In the presentation, they showed what happens when you use the response rate as the thing that you are seeking to maximize. In some of the lower budgets, the optimal allocation was to simply ignore the younger group. You could not get a higher response rate by doing anything other than using all your resources on the older group. Once you had taken all of the relatively easy interviews with the older group, you might try to get some easy interviews with the younger group.

I thought that was an interesting result. It showed that allowing the response rate to guide data collection can be harmful. Fortunately, it seems that no one would actually carry out such a design.

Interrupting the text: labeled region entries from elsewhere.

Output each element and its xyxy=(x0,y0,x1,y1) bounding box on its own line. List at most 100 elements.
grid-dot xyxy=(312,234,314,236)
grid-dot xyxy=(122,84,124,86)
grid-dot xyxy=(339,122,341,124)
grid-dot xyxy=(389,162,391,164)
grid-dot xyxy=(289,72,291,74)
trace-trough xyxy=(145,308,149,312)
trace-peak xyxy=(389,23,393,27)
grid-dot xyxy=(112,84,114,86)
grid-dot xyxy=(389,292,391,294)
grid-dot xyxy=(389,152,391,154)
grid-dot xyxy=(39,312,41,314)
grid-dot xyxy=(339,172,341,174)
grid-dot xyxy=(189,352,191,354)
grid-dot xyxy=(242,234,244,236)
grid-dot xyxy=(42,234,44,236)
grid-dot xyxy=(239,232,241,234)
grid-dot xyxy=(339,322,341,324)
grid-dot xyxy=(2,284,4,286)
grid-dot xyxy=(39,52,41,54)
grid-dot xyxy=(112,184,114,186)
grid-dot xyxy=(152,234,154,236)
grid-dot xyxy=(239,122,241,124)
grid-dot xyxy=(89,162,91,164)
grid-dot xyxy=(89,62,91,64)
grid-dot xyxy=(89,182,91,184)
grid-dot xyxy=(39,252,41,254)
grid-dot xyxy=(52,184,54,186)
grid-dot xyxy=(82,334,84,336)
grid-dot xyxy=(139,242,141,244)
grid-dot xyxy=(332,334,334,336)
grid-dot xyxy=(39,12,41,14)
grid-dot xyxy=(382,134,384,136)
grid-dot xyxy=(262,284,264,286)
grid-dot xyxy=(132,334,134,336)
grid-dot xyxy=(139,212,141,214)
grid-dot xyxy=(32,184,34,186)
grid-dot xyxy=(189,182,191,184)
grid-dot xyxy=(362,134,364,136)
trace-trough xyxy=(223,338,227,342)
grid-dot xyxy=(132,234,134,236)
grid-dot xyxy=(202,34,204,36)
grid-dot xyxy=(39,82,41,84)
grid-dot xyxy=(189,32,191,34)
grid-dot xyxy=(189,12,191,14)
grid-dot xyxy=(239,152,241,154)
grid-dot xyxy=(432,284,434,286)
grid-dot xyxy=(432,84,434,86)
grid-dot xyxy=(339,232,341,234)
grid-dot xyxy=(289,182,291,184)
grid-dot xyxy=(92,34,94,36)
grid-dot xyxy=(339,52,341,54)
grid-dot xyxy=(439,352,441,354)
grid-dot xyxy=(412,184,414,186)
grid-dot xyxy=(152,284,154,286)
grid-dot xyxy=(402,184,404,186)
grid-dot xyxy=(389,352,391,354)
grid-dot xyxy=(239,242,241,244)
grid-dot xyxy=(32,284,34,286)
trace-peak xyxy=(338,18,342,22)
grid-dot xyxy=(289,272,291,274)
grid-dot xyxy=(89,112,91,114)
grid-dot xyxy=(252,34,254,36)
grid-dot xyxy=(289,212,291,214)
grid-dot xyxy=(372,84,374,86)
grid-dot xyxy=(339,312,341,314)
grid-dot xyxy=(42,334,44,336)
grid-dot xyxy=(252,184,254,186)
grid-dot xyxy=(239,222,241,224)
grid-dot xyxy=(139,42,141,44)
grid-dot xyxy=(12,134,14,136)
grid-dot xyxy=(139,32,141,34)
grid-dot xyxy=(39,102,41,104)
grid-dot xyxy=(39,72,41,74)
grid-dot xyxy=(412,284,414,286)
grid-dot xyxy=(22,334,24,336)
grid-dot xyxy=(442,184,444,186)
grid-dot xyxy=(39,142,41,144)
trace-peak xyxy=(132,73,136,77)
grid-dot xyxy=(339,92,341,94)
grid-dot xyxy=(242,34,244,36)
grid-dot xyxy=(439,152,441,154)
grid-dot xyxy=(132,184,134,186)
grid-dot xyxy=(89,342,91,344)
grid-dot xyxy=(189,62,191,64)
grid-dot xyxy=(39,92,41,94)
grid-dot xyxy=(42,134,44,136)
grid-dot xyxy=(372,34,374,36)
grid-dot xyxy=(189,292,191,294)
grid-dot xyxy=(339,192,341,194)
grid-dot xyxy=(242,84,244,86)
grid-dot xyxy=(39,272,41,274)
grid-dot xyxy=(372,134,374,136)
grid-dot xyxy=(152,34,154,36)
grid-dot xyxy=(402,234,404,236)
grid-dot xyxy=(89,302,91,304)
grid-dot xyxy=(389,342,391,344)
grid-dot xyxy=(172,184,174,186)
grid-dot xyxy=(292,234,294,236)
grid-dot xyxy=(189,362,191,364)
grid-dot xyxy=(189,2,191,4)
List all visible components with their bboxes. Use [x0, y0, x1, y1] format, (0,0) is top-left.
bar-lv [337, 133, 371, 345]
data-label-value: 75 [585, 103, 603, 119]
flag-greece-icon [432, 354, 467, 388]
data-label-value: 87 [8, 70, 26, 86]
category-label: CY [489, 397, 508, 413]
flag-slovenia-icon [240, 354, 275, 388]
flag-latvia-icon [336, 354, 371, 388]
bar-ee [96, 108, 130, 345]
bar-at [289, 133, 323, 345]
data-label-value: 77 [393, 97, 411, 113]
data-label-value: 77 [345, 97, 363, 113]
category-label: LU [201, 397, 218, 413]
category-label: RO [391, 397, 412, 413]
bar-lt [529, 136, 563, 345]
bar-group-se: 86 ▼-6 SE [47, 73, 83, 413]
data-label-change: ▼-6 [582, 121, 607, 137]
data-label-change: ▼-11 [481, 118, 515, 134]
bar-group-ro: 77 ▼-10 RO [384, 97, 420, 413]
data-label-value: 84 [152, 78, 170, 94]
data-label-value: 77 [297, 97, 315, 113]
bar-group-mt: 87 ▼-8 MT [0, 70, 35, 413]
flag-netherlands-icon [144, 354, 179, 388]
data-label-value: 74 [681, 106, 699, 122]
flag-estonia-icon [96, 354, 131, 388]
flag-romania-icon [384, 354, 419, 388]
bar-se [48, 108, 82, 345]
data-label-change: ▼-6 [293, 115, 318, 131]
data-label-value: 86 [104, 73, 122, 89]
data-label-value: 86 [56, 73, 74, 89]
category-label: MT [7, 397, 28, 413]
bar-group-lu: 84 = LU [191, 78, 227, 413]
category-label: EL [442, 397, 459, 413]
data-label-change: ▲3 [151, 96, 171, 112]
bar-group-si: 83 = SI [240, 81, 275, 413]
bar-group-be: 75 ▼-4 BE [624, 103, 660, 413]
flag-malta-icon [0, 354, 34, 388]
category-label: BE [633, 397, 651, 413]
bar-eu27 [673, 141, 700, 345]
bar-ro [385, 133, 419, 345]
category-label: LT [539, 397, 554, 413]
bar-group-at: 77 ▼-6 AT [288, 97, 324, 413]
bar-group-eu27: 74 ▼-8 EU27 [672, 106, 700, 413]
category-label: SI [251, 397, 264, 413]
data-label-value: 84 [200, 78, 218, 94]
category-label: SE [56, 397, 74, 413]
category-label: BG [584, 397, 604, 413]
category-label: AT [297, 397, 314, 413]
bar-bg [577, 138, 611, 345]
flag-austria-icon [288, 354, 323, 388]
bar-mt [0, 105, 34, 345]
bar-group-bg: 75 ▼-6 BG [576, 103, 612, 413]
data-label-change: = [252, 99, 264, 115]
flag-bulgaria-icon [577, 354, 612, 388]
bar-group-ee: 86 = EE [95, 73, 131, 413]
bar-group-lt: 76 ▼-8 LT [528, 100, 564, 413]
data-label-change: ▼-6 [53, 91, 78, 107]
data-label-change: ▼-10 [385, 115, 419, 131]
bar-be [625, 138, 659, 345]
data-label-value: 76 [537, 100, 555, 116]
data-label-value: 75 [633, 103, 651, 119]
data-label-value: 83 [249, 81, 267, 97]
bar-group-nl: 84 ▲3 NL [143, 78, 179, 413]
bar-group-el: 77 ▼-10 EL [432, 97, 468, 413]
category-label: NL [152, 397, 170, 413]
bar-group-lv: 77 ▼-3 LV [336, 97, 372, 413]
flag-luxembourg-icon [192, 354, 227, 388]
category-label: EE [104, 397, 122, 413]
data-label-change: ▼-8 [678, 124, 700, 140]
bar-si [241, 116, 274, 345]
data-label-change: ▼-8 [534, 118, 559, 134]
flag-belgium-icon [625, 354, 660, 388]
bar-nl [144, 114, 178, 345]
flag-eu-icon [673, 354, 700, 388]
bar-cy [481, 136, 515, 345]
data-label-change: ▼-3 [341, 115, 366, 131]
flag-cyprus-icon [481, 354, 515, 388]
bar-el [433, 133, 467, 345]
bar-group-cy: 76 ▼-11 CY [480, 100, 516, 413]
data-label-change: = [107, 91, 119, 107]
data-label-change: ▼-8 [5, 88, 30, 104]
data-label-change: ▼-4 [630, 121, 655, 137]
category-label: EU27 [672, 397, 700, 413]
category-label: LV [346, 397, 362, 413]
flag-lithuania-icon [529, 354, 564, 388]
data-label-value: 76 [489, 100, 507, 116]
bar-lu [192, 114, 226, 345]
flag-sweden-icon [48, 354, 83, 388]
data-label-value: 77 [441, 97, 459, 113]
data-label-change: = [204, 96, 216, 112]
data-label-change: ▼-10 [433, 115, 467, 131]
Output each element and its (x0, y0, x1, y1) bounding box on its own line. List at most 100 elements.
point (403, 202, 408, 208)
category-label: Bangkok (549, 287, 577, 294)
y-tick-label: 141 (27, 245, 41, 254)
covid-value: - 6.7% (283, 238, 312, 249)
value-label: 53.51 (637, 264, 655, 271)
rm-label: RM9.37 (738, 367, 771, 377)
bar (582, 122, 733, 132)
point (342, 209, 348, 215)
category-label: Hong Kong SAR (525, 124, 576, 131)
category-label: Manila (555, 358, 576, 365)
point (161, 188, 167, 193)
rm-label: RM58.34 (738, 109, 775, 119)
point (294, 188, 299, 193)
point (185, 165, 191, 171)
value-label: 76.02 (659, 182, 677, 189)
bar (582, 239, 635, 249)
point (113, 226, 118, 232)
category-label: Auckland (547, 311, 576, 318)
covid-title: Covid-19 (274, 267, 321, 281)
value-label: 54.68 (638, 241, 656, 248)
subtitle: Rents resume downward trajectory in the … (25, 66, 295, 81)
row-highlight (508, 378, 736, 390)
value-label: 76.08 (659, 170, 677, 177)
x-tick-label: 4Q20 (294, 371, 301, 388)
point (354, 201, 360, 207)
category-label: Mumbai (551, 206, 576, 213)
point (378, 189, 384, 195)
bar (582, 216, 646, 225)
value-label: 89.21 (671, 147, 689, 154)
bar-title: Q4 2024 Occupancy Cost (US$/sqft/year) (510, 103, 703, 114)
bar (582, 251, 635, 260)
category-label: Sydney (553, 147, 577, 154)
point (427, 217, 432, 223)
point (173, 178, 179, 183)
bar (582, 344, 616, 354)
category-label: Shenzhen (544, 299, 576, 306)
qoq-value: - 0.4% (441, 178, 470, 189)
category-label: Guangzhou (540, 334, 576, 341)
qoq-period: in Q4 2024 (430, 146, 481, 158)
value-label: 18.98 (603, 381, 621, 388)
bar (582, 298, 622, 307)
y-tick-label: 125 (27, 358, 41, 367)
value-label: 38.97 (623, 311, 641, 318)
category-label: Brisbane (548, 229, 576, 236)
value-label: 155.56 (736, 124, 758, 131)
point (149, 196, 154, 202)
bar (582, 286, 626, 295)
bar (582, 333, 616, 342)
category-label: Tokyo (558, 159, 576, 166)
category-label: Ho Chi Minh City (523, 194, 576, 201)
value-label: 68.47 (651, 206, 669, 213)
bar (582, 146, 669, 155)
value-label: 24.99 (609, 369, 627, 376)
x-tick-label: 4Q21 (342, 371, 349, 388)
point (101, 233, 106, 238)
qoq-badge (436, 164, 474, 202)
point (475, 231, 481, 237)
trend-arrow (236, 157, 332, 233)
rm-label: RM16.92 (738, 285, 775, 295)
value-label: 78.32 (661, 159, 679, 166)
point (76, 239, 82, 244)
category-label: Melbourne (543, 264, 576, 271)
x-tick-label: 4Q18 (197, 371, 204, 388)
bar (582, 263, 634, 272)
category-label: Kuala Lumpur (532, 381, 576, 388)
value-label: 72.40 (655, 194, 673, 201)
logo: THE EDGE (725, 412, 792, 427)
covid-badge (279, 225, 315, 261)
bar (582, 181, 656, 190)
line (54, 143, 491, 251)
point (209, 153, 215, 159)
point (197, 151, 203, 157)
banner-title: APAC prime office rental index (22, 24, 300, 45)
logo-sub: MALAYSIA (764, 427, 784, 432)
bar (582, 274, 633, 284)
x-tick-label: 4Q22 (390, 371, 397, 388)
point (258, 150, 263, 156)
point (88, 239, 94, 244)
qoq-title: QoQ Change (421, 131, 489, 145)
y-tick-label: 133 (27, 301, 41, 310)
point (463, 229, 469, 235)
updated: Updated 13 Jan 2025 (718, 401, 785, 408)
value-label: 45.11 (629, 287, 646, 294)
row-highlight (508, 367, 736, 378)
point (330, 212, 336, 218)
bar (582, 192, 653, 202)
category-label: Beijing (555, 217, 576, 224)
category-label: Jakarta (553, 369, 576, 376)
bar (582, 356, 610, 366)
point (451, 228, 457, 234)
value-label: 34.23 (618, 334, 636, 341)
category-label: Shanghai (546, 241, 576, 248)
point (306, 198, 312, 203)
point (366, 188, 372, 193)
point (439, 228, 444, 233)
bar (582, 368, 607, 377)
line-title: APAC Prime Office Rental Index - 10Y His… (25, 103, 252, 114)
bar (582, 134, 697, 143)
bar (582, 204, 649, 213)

Still, it does make me wonder what harmful effects the response rate may have on data collection practices.

Friday, February 17, 2012

Call Record Problems

A couple of years ago I did an experiment where I recommended times to called sampled units in a face-to-face survey based on an area probability cluster sample. The recommendations were based on estimates from multi-level logistic regression models. The interviewers ignored the recommendations.

In meetings with the interviewers, several said that they didn't follow the recommendations since they call every case on every trip to an area segment. The call records certainly didn't reflect that claim. But it got me thinking that maybe the call records don't reflect everything that happens.

Biemer, Chen and Wang (2011) reported a survey of interviewers where the interviewers did report that they do not always create a call record for a call. They reported that sometimes they would not report a call in order to keep a case alive (since the number of calls on any case was limited) or because they just drove by the sampled unit and saw that no one was home. Biemer, Chen, and Wang also show that this selective reporting of calls can damage nonresponse adjustments that use the number of calls. Making bias worse.

It seems like there are two options. 1) Understand the process that generates the call records and how errors occur (this might allow us to adjust for the errors); 2) Improve the process to remove those errors. Either way, it seems like option 1 is the first step.

Friday, February 10, 2012

Are we ready for a new reward function?

I've been thinking about the harmful effects of using the response rate as a data quality indicator. It has been a key -- if not THE key -- indicator of data quality for a while. One of the big unknowns is the extent to which the pervasive use of the response rate as a data quality indicator has malformed the design of surveys. In other words, has the pursuit of high response rates led to undesirable effects?

It is easy to say that we should be more focused on bias, but harder to do. Generally, we don't know the bias due to nonresponse. So if we are going to do something to reduce bias, we need a "proxy" indicator. For example, we could impute values to estimate the bias. This requires that the bias of an unweighted mean be related to things that we observe and that we specify the right model.

No matter which indicator we select, we need some sort of assumptions to motivate this "proxy" indicator. Those assumptions could be wrong. When we are wrong, do we more damage than good? On any particular survey, this could be the case. That is, following the "proxy" indicator actually leads to a worse bias.

At the moment, we need more research to see if we can find indicators that, on average, when used to guide data collection actually reduce nonresponse bias across many surveys.This probably means gold standard studies that are pursued solely for methodological purposes. If we don't do that research, and start tuning our data collection practices to other indicators we may actually run the risk of "throwing the baby out with the bath water" and developing methods that actually increases biases.